Enock; I would say, do not borrow trouble before you need to. You have had enough already and just need to recover from that first before worrying about what might or might not be. By my layman's knowledge, your pathology reports look pretty good but as stated by others, your next couple PSA's will be the deciding factor. (A ten hour operation is remarkable! What explanation was given for such a lengthy procedure?) Until evidence suggests further action, just try to relax. Jon.
Thank you so much for your responses. One of the problems I have is being out of control. I want to double check everything or I can't relax. That's why a forum like this is invaluable.
The explanation given to me for the length of the procedure was the size of the prostate (209 grams), combined with my size (5'10'' 270 pounds) made for a very challenging work area. At one point they discontinued the procedure because they felt it was dangerous to keep me upside down for so long. I don't have to tell you, the day after the surgery I was pretty beat up.
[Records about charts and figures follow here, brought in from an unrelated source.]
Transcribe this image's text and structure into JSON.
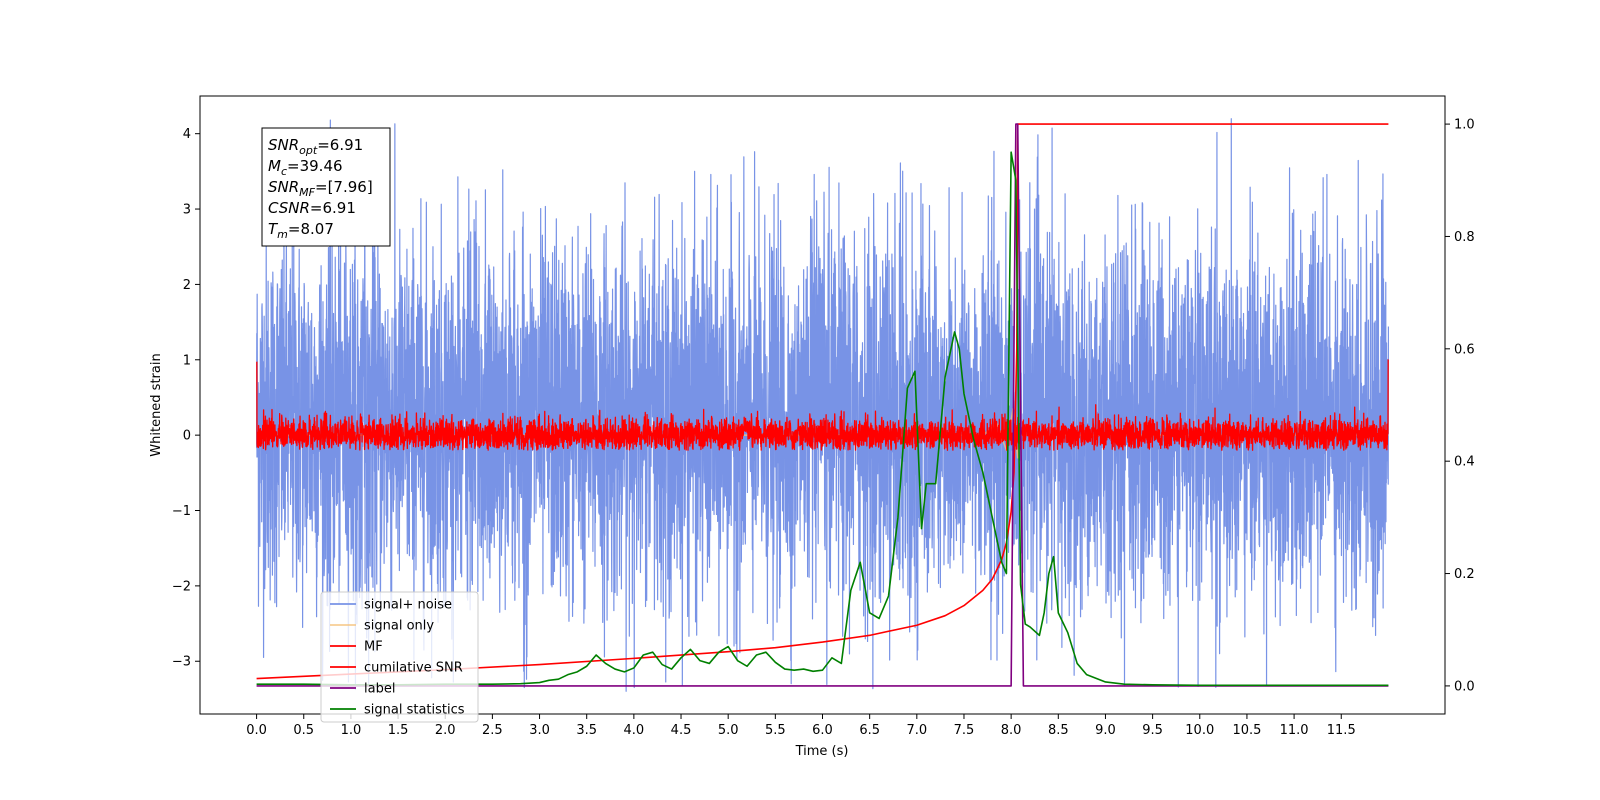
{
  "chart_data": {
    "type": "line",
    "title": "",
    "xlabel": "Time (s)",
    "ylabel": "Whitened strain",
    "y2label": "",
    "xlim": [
      -0.6,
      12.6
    ],
    "ylim": [
      -3.7,
      4.5
    ],
    "y2lim": [
      -0.05,
      1.05
    ],
    "x_ticks": [
      0.0,
      0.5,
      1.0,
      1.5,
      2.0,
      2.5,
      3.0,
      3.5,
      4.0,
      4.5,
      5.0,
      5.5,
      6.0,
      6.5,
      7.0,
      7.5,
      8.0,
      8.5,
      9.0,
      9.5,
      10.0,
      10.5,
      11.0,
      11.5
    ],
    "x_tick_labels": [
      "0.0",
      "0.5",
      "1.0",
      "1.5",
      "2.0",
      "2.5",
      "3.0",
      "3.5",
      "4.0",
      "4.5",
      "5.0",
      "5.5",
      "6.0",
      "6.5",
      "7.0",
      "7.5",
      "8.0",
      "8.5",
      "9.0",
      "9.5",
      "10.0",
      "10.5",
      "11.0",
      "11.5"
    ],
    "y_ticks": [
      -3,
      -2,
      -1,
      0,
      1,
      2,
      3,
      4
    ],
    "y_tick_labels": [
      "−3",
      "−2",
      "−1",
      "0",
      "1",
      "2",
      "3",
      "4"
    ],
    "y2_ticks": [
      0.0,
      0.2,
      0.4,
      0.6,
      0.8,
      1.0
    ],
    "y2_tick_labels": [
      "0.0",
      "0.2",
      "0.4",
      "0.6",
      "0.8",
      "1.0"
    ],
    "grid": false,
    "legend_position": "lower-left",
    "annotation": {
      "lines": [
        {
          "sym": "SNR",
          "sub": "opt",
          "text": "=6.91"
        },
        {
          "sym": "M",
          "sub": "c",
          "text": "=39.46"
        },
        {
          "sym": "SNR",
          "sub": "MF",
          "text": "=[7.96]"
        },
        {
          "sym": "CSNR",
          "sub": "",
          "text": "=6.91"
        },
        {
          "sym": "T",
          "sub": "m",
          "text": "=8.07"
        }
      ]
    },
    "series": [
      {
        "name": "signal+ noise",
        "axis": "left",
        "color": "#7893e6",
        "kind": "noise",
        "x_range": [
          0.0,
          12.0
        ],
        "typical_range": [
          -1.4,
          1.8
        ],
        "extreme_range": [
          -3.4,
          4.2
        ]
      },
      {
        "name": "signal only",
        "axis": "left",
        "color": "#f5c27a",
        "kind": "chirp",
        "x": [
          0.0,
          7.7,
          7.85,
          7.95,
          8.02,
          8.07,
          8.1,
          12.0
        ],
        "y": [
          0.0,
          0.0,
          0.15,
          -0.2,
          0.35,
          -0.3,
          0.0,
          0.0
        ]
      },
      {
        "name": "MF",
        "axis": "left",
        "color": "#ff0000",
        "kind": "noise",
        "x_range": [
          0.0,
          12.0
        ],
        "typical_range": [
          -0.15,
          0.15
        ],
        "extreme_range": [
          -0.2,
          0.42
        ],
        "edge_spikes": [
          [
            0.0,
            0.97
          ],
          [
            12.0,
            1.0
          ]
        ]
      },
      {
        "name": "cumilative SNR",
        "axis": "right",
        "color": "#ff0000",
        "kind": "line",
        "x": [
          0.0,
          1.0,
          2.0,
          3.0,
          4.0,
          5.0,
          5.5,
          6.0,
          6.5,
          7.0,
          7.3,
          7.5,
          7.7,
          7.8,
          7.9,
          7.95,
          8.0,
          8.03,
          8.06,
          8.07,
          12.0
        ],
        "y": [
          0.013,
          0.021,
          0.029,
          0.038,
          0.049,
          0.061,
          0.068,
          0.078,
          0.09,
          0.108,
          0.125,
          0.143,
          0.17,
          0.19,
          0.225,
          0.255,
          0.31,
          0.38,
          0.6,
          1.0,
          1.0
        ]
      },
      {
        "name": "label",
        "axis": "right",
        "color": "#800080",
        "kind": "line",
        "x": [
          0.0,
          8.0,
          8.05,
          8.07,
          8.13,
          12.0
        ],
        "y": [
          0.0,
          0.0,
          1.0,
          1.0,
          0.0,
          0.0
        ]
      },
      {
        "name": "signal statistics",
        "axis": "right",
        "color": "#008000",
        "kind": "line",
        "x": [
          0.0,
          0.5,
          1.0,
          1.5,
          2.0,
          2.5,
          2.8,
          3.0,
          3.1,
          3.2,
          3.3,
          3.4,
          3.5,
          3.6,
          3.7,
          3.8,
          3.9,
          4.0,
          4.1,
          4.2,
          4.3,
          4.4,
          4.5,
          4.6,
          4.7,
          4.8,
          4.9,
          5.0,
          5.1,
          5.2,
          5.3,
          5.4,
          5.5,
          5.6,
          5.7,
          5.8,
          5.9,
          6.0,
          6.1,
          6.2,
          6.3,
          6.4,
          6.5,
          6.6,
          6.7,
          6.8,
          6.9,
          6.98,
          7.05,
          7.1,
          7.2,
          7.3,
          7.4,
          7.45,
          7.5,
          7.6,
          7.7,
          7.8,
          7.9,
          7.95,
          8.0,
          8.05,
          8.1,
          8.15,
          8.2,
          8.3,
          8.35,
          8.4,
          8.45,
          8.5,
          8.6,
          8.7,
          8.8,
          9.0,
          9.2,
          9.5,
          10.0,
          11.0,
          12.0
        ],
        "y": [
          0.003,
          0.003,
          0.002,
          0.002,
          0.003,
          0.003,
          0.004,
          0.006,
          0.01,
          0.012,
          0.02,
          0.025,
          0.035,
          0.055,
          0.04,
          0.03,
          0.025,
          0.032,
          0.055,
          0.06,
          0.038,
          0.03,
          0.05,
          0.065,
          0.045,
          0.04,
          0.06,
          0.07,
          0.045,
          0.035,
          0.055,
          0.06,
          0.042,
          0.03,
          0.028,
          0.03,
          0.026,
          0.028,
          0.05,
          0.04,
          0.17,
          0.22,
          0.13,
          0.12,
          0.16,
          0.3,
          0.53,
          0.56,
          0.28,
          0.36,
          0.36,
          0.55,
          0.63,
          0.6,
          0.52,
          0.44,
          0.38,
          0.3,
          0.22,
          0.2,
          0.95,
          0.9,
          0.18,
          0.11,
          0.105,
          0.09,
          0.13,
          0.2,
          0.23,
          0.13,
          0.095,
          0.04,
          0.02,
          0.007,
          0.003,
          0.002,
          0.001,
          0.001,
          0.001
        ]
      }
    ]
  }
}
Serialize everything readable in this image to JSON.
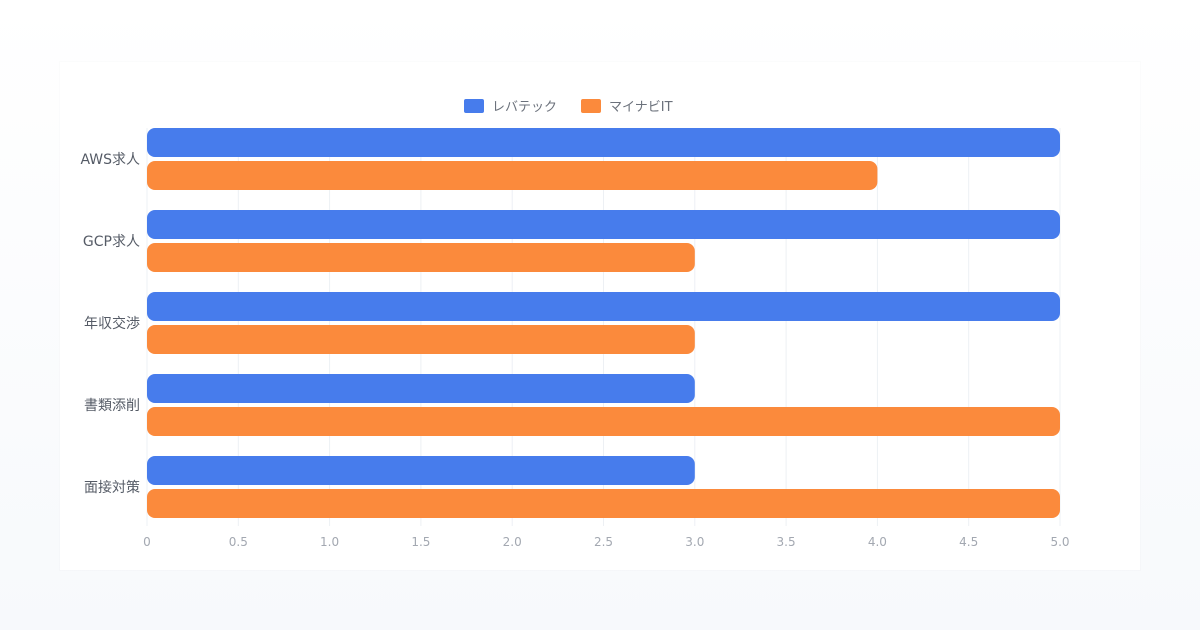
{
  "chart_data": {
    "type": "bar",
    "orientation": "horizontal",
    "categories": [
      "AWS求人",
      "GCP求人",
      "年収交渉",
      "書類添削",
      "面接対策"
    ],
    "series": [
      {
        "name": "レバテック",
        "color": "#477cec",
        "values": [
          5,
          5,
          5,
          3,
          3
        ]
      },
      {
        "name": "マイナビIT",
        "color": "#fb8a3c",
        "values": [
          4,
          3,
          3,
          5,
          5
        ]
      }
    ],
    "xlim": [
      0,
      5
    ],
    "xticks": [
      "0",
      "0.5",
      "1.0",
      "1.5",
      "2.0",
      "2.5",
      "3.0",
      "3.5",
      "4.0",
      "4.5",
      "5.0"
    ],
    "grid": true,
    "legend_position": "top-center"
  }
}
Amazingly though, they tell you to get up and walk, and somehow over the next few days you start to recover.
I hope you have read that being overweight will result in poorer outcomes for PC. I know how hard it is to drop a few pounds but you really need to put your focus on that area right now. For many people getting a cancer diagnosis is a big motivator to improve their overall health and may result in them living longer than they would have otherwise.
Thank you, Frank, for your comments. I know what you say is true. From diagnosis on June 30th to surgery on October 2nd, I lost approximately thirty pounds. I am continuing with the diet and have not varied even while recovering. I am hopeful that this will finally be the time that I take it off and keep it off.